İşgücü anlaşmasının 60. yıl dönümünde, Türkiye kökenliler Almanya’daki en büyük göçmen topluluk olma hüviyetini sürdürmektedir. Başlarda ülkedeki işgücü ihtiyacını gidermek üzere misafir işçi olarak Almanya’ya giden vatandaşlarımız, bugün beşinci nesle ulaşan varlıkları ile Almanya’nın asli unsurlarından biridir. Son olarak geride bıraktığımız zorlu pandemi şartlarını aşmak için gerekli olan aşı çalışmalarına öncülük ederek tüm dünyanın takdirini kazanan iki önemli bilim insanı Prof. Dr. Uğur Şahin ve Prof. Dr. Özlem Türeci bu duruma birer örnek olmuşlardır.

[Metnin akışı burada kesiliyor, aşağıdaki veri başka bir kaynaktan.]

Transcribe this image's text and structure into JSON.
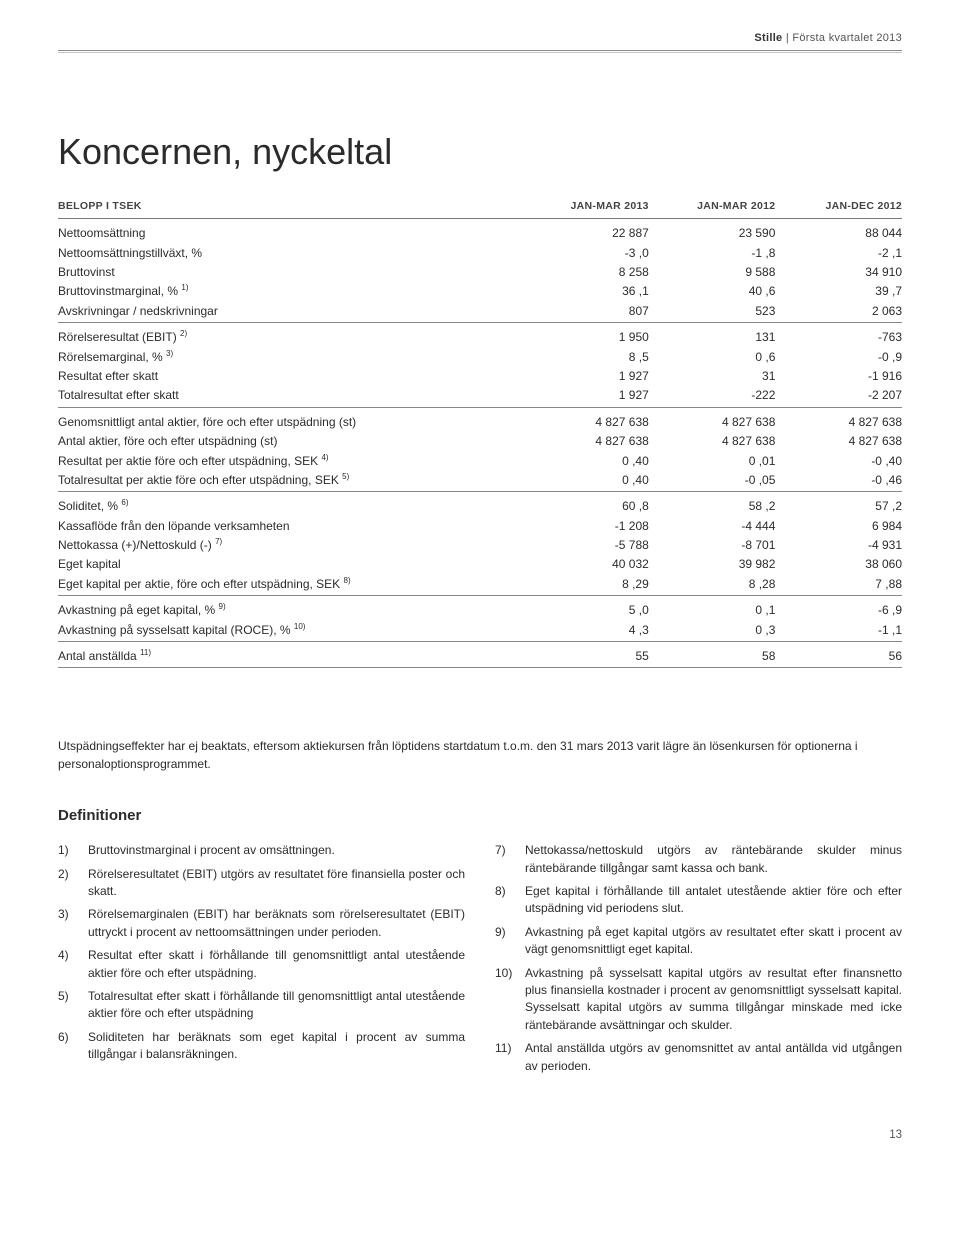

‘Kurumsal ırkçılık ve İslam düşmanlığı ile mücadele edilmelidir’
Göçmenlikten kalıcılığa çoktan geçiş yapmış Türk ve Müslüman nüfusa yönelik göçmen karşıtı tutumlar, gerçekleştirilen ırkçı saldırılar ve İslam düşmanlığı maalesef varlığını sürdürmektedir. Almanya’da 2021 yılının ilk on ayında, camilere yönelik 34 saldırı kayıt altına alınmıştır. Ayrıca Almanya İçişleri Bakanlığı ve Federal Kriminal Dairesi (BKA) tarafından hazırlanan son siyasi suçlar raporuna göre, ülkede aşırı sağcıların şiddet eylemlerinin bir önceki yıla oranla yüzde 10 arttığı görülmektedir. Aynı rapora göre, ülkede işlenen İslam düşmanı suçlar, bir yıl öncesine göre yüzde 8 artmıştır. Giderek artan bu suçların ve kurumsal ırkçılığın önlenmesi için daha etkili bir mücadele elzemdir.
‘Türkiye kökenlilerin siyasete aktif katılımı sağlanmalıdır’
Almanya’da gerçekleşen son federal seçimler hem Türkiye-Almanya ilişkileri açısından hem de Almanya’da yaşayan Türk diasporası açısından büyük önem arz etmektedir. Seçimler neticesinde Almanya Federal Meclisi’nde Türkiye kökenli milletvekili sayısı 18 ile sınırlı kalmıştır. Ülkede yaşayan 3,5 milyona yakın Türkiye kökenli nüfus göz önüne alındığında, bu sayının daha yüksek olabileceği ve Türkiye kökenlilerin meselelerinin siyasette daha etkili temsil edilebileceği ortadadır. Diğer tarafta Hamburg bölgesinden milletvekili seçilen Aydan Özoğuz’un Federal Meclis Başkanvekilliğine seçilmesi değerli bir adımdır. Bu gibi adımlar Almanya’nın çoğulcu toplum iddiasını daha fazla güçlendirecektir.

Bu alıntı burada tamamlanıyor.